Greetings! We’re Clara Hagens, Marianna Hensley and Guy Sharrock, Advisors in the MEAL (Monitoring, Evaluation, Accountability and Learning) team with Catholic Relief Services (CRS). Building on our previous blog dated October 20, Embracing an Organizational Approach to ECB, we’d like to describe the next step in our ongoing MEAL capacity building journey: the development of MEAL competencies.

Having embarked on embedding a set of MEAL policies and procedures (MPP) in agency program operations, our ensuing ambition has been to make explicit the set of defined competencies required to ensure MPP compliance. Policy 5 states that, “CRS supports its staff and partners to advance the knowledge, skills, attitudes, and experiences necessary to implement high quality utilization-focused MEAL systems in a variety of contexts.” Thus, the MEAL procedures require that MEAL and other program staff receive sufficient direction and support to build MEAL competencies in a coherent, directed and structured manner that will enable and equip them to implement the MPP.

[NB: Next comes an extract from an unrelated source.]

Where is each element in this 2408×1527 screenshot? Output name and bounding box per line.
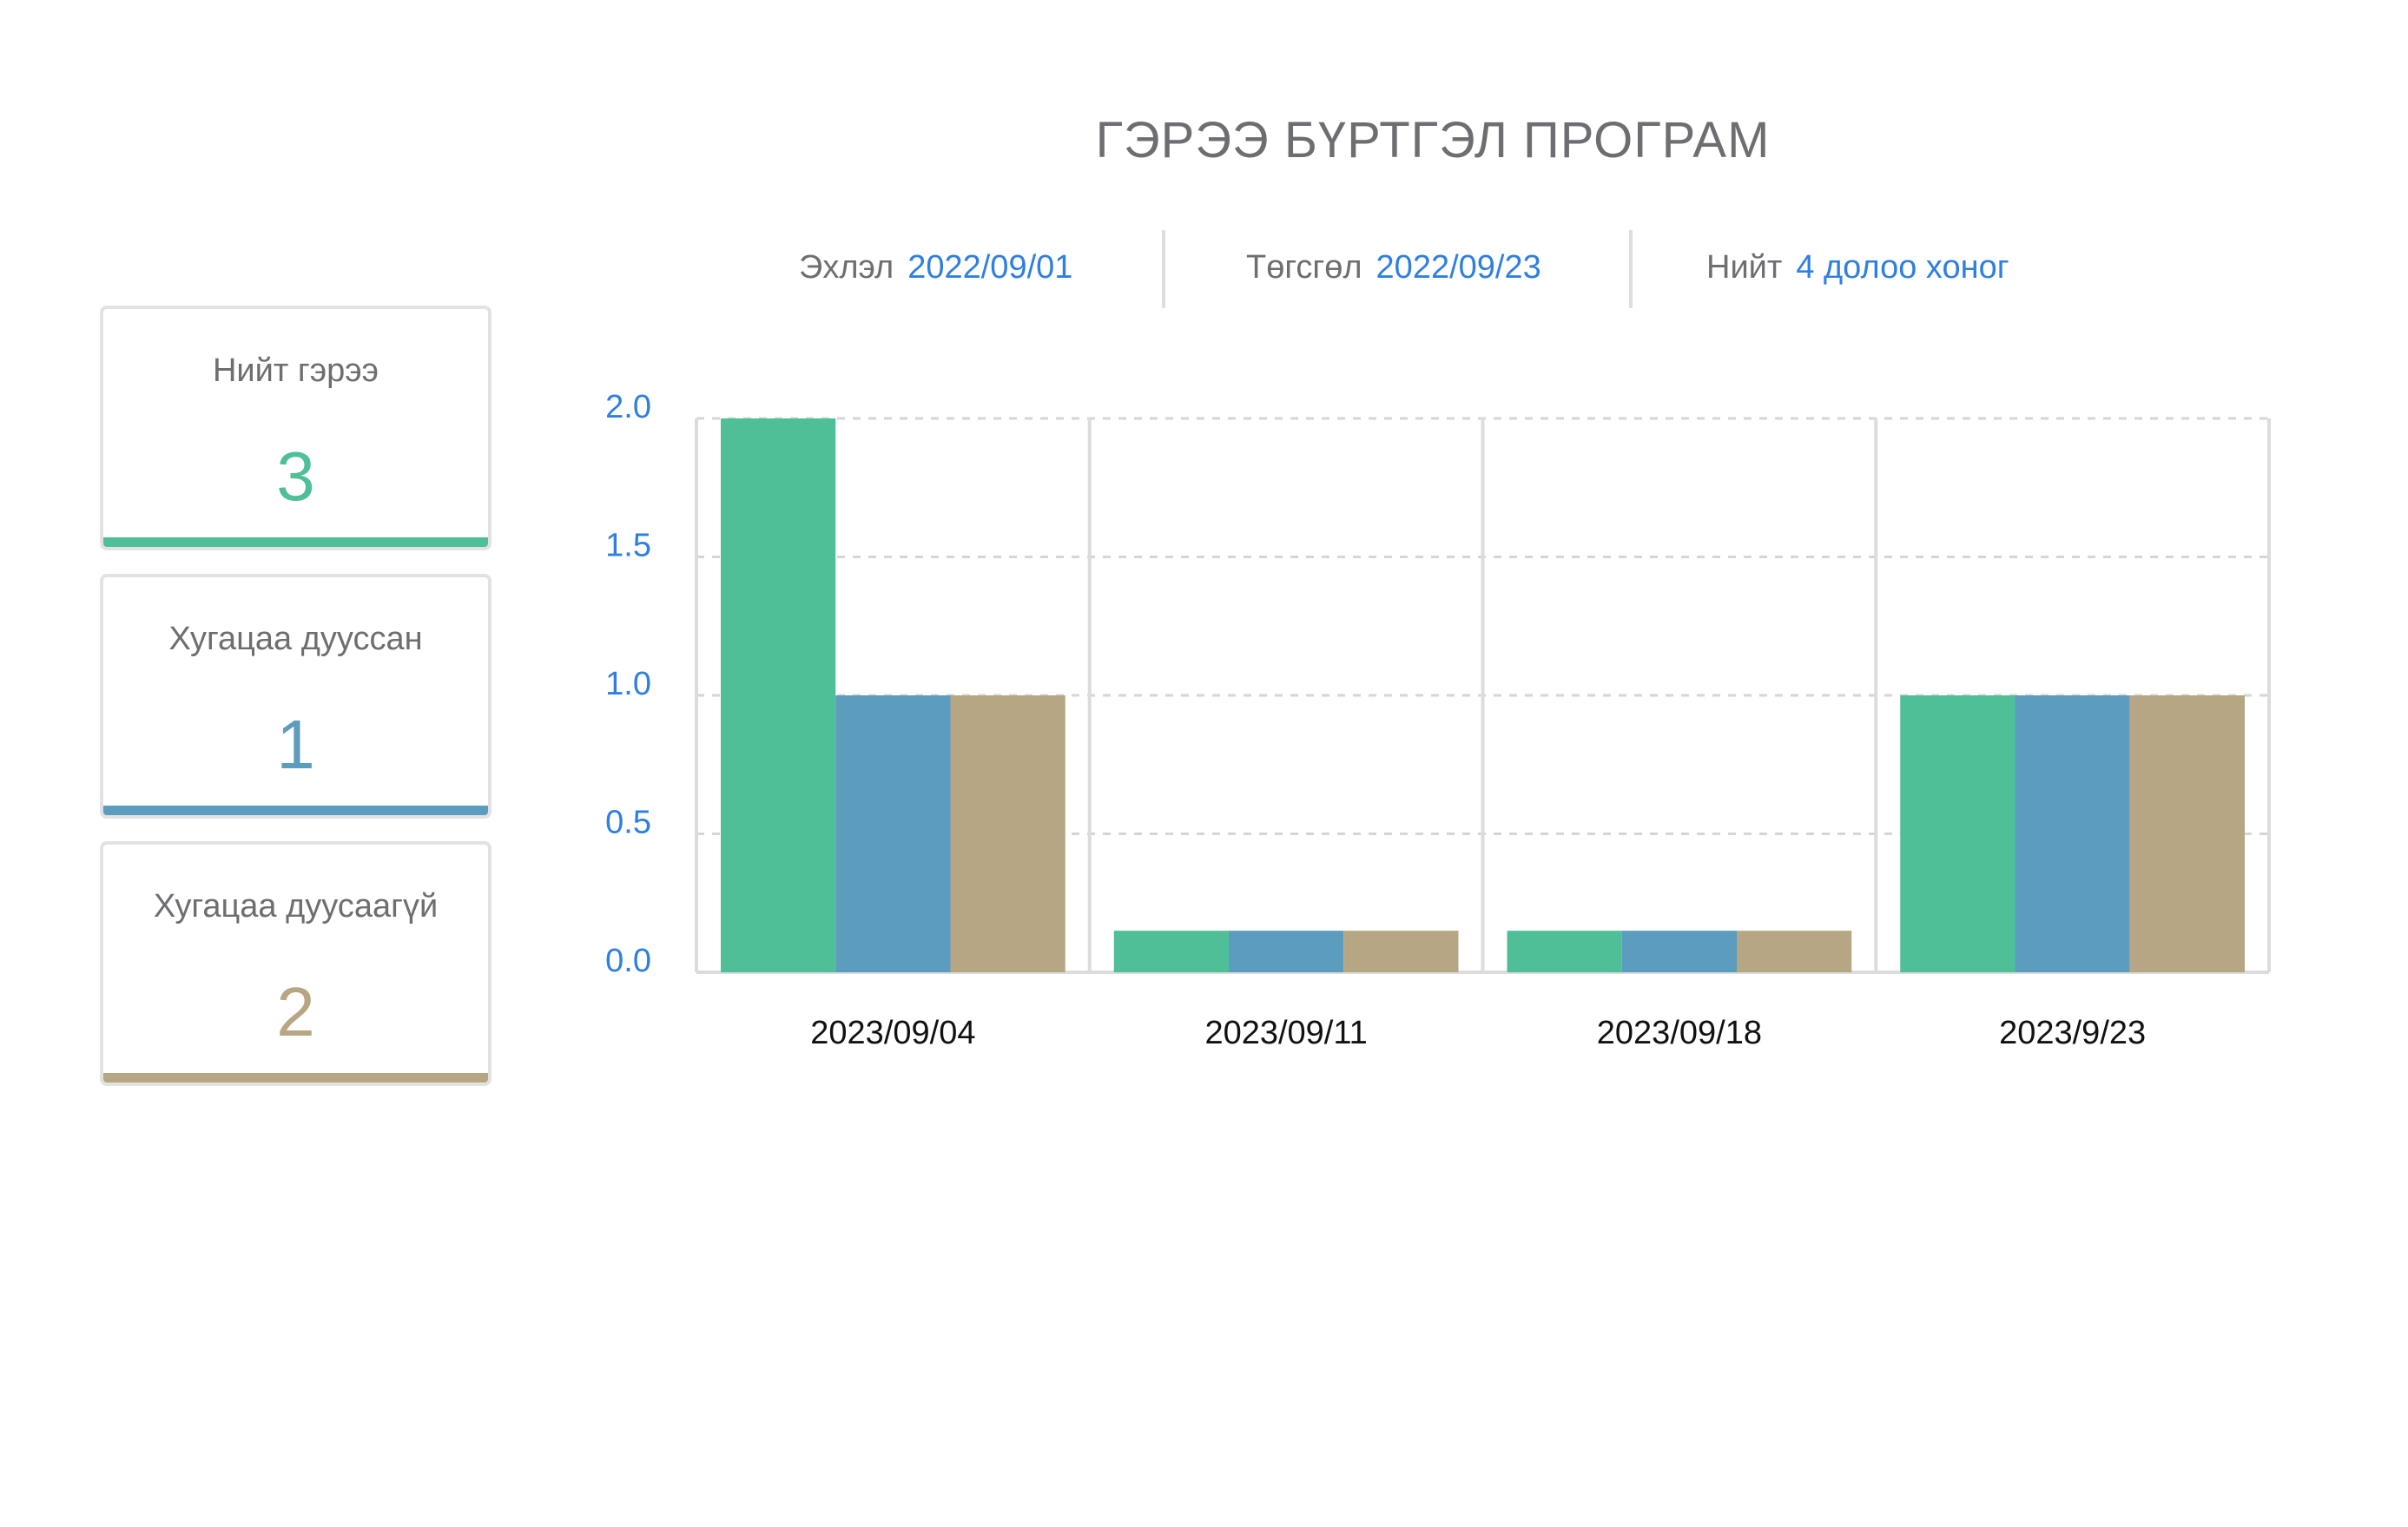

What are the expected benefits? The MPP enable staff to know unambiguously the agency’s expectations with regard to quality MEAL; the accompanying MEAL competencies provide a route map that enables colleagues to seek opportunities to learn and grow in their MEAL knowledge and skills, and, ultimately, their careers with CRS. With this greater clarity and structure, our hope is to impact positively on staff retention (see Top 10 Ways to Retain Your Great Employees). Our next challenge will be to develop a MEAL curriculum that supports those staff who wish to acquire the necessary MEAL capacities.

Hot Tips:

  1. MEAL competencies are pertinent to more than just MEAL specialists. It is vital that many non-MEAL colleagues, including program managers and those overseeing higher-level programming acquire at least basic, possibly more advanced, understanding of MEAL. A MEAL competencies model sets different levels of minimum attainment depending on the specific job position.
  2. Creating an ICT-enabled MEAL competencies self-assessment tool works wonders for staff interest! Early experiences from one region indicates that the deployment of an online solution that generated confidential individual reports that could be discussed with supervisors along with aggregate country-level reports, was very popular and boosted staff willingness to engage with the MEAL competencies initiative.

Lessons Learned:

  1. Work with experts. There is a deep body of knowledge around competencies, and how to write them for different levels of attainment (e.g. Blooms Taxonomy Action Verbs), so avoid reinventing the wheel!
  2. MEAL competencies self-assessment data can be anonymized and aggregated at different levels in the organization. This can reveal where agency capacity strengths and gaps exist so as to support recruitment and onboarding processes, and where there may be opportunities for using existing in-house talent as resource personnel.